Article

Imaging Tau Proteins Predicts Brain Atrophy in Alzheimer Disease Patients

Author(s):

In a new study, a team of investigators use new imaging techniques to accurately predict brain tissue damage for patients with Alzheimer disease.

Renaud La Joie, PhD

Renaud La Joie, PhD

Better imaging technologies might usher in a new age of disease management for Alzheimer disease patients.

A research team, led by Renaud La Joie, PhD, Memory and Aging Center, Department of Neurology, Weill Institute for Neurosciences, University of California, San Francisco, used PET radiotracers to visualize the 2 neuropathological hallmarks of Alzheimer disease that play crucial roles in a neurodegenerative cascade that leads to dementia in an effort to get a better grasp on how tau and β-amyloid can forecast brain atrophy.

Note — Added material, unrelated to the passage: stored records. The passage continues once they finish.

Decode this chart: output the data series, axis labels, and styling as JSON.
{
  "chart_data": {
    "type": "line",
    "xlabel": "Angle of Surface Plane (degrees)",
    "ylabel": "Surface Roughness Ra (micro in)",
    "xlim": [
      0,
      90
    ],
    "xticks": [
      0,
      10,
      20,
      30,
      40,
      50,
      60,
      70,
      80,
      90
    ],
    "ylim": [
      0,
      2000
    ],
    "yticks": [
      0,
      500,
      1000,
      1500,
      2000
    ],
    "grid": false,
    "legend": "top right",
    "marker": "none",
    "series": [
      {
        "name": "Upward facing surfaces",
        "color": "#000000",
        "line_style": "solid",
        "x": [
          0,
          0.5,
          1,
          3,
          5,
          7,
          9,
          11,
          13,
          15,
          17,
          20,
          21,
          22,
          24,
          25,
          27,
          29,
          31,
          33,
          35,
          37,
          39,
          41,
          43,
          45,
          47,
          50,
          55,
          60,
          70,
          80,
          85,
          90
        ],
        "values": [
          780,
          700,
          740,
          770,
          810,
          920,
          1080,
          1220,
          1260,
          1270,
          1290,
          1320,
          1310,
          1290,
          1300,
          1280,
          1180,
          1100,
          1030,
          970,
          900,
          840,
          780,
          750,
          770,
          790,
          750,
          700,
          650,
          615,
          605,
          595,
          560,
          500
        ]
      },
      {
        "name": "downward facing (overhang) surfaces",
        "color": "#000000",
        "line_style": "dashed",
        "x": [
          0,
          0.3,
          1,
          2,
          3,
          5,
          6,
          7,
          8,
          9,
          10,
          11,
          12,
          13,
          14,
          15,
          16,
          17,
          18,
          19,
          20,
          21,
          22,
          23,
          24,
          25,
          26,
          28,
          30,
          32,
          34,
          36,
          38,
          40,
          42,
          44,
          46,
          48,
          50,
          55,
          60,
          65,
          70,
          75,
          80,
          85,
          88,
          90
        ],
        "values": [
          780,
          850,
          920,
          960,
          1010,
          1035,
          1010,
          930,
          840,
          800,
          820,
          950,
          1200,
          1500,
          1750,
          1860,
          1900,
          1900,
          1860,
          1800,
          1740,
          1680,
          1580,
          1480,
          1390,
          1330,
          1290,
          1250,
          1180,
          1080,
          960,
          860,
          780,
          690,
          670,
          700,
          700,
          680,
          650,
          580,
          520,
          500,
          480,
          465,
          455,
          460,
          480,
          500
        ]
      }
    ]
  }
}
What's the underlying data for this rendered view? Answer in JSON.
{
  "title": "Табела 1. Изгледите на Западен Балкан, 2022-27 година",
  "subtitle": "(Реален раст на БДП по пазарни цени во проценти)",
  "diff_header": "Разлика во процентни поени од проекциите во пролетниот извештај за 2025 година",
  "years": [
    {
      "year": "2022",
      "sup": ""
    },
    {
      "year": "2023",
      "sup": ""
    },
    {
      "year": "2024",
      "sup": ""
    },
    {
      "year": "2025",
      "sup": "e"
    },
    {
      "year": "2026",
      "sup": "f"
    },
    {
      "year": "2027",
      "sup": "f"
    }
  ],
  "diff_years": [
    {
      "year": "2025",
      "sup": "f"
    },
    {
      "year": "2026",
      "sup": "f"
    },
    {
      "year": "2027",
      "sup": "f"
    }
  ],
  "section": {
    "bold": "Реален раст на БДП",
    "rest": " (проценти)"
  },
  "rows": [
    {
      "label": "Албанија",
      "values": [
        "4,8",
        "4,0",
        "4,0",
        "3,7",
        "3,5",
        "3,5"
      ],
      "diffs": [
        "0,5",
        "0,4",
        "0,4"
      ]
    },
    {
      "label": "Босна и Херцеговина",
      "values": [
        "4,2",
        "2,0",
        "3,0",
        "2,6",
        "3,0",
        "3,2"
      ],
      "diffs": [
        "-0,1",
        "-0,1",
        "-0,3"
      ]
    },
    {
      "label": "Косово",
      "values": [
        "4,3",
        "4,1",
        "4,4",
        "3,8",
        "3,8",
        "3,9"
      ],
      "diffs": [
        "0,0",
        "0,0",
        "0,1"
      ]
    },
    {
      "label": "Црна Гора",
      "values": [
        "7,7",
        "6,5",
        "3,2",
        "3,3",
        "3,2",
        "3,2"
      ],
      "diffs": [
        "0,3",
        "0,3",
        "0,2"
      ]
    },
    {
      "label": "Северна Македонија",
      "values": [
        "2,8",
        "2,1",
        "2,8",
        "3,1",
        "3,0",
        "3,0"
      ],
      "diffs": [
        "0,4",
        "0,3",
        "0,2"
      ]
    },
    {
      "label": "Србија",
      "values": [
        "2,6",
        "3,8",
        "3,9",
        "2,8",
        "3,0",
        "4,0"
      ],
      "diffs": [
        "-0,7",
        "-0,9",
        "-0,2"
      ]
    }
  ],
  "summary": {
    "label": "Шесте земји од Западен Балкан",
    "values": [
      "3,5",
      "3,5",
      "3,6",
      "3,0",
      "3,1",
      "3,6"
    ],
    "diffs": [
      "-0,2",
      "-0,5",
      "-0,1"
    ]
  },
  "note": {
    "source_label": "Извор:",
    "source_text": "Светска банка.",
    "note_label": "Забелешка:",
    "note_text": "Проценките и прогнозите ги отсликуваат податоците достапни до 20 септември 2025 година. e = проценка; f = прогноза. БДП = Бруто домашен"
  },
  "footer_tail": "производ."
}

The investigators performed a longitudinal analysis of tau-PET and β-amyloid—PET in 32 patients. The patients all had Alzheimer disease at early diseases stages and the investigators correlated the signal with brain atrophy at later stages.

“In this cohort, tau-PET, but not β-amyloid—PET, signal could predict brain atrophy at later stages,” the authors wrote. “Tau-PET might be useful for predicting disease progression and for designing and evaluating new therapies.”

In the study, the investigators predicted subsequent brain atrophy at the time of the PET imaging and 15 months later. Further quantitative analyses showed that the global intensity of tau-PET, but not β-amyloid-PET, signal indicated the rate of subsequent atrophy, independent of baseline cortical thickness.

Local patterns of tau buildup accurately predicted more than 40 percent of the time subsequent atrophy in the same locations. On the other hand, baseline amyloid-PET scans correctly predicted only 3-percent of future brain degeneration.

Further research showed that the specific distribution of tau-PET signal was a strong indicator of the topography of future atrophy at the single patient level. The relationship between baseline tau-PET and subsequent atrophy was especially strong in younger patients.

The data supports disease models in which tau pathology is a major driver of local neurodegeneration, showing the relevance of tau-PET as a precision medicine tool to help predict individual patient’s progression and design future clinical trials.

While β-amyloid has been the target of much of the Alzheimer disease research in recent years, there has been little discovered in how they predict how damage would unfold as the disease progressed.

Recently, investigators have begun to really zero in on early Alzheimer disease diagnosis.

A team from the Center for Quantitative Health at the Massachusetts General Hospital, developed an algorithm using machine learning to build a list of clinical terms associated with cognitive symptoms identified by experts.

The investigators then used natural language processing to search electronic health records (EHR) for the terms and develop a cognitive score. The results helped estimate the risk of developing dementia.

The artificial intelligence model found that 2.4% of patients developed dementia over an eight-year follow-up period.

Overall, the investigation included 535,814 hospitalized without a prevalent diagnosis of dementia and followed for 2,571,793 patient years. The team of investigators found that natural language processing can help measure cognitive symptoms and was associated with risk for subsequent diagnosis.

Those in the highest risk quartile who survived at least 5 years after hospitalization were 7.4-times more likely to be diagnosed than those at the lowest risk and reached a 1% diagnosis incidence 1361 days sooner.

The study, “Prospective longitudinal atrophy in Alzheimer’s disease correlates with the intensity and topography of baseline tau-PET,” was published online in Science Translational Medicine.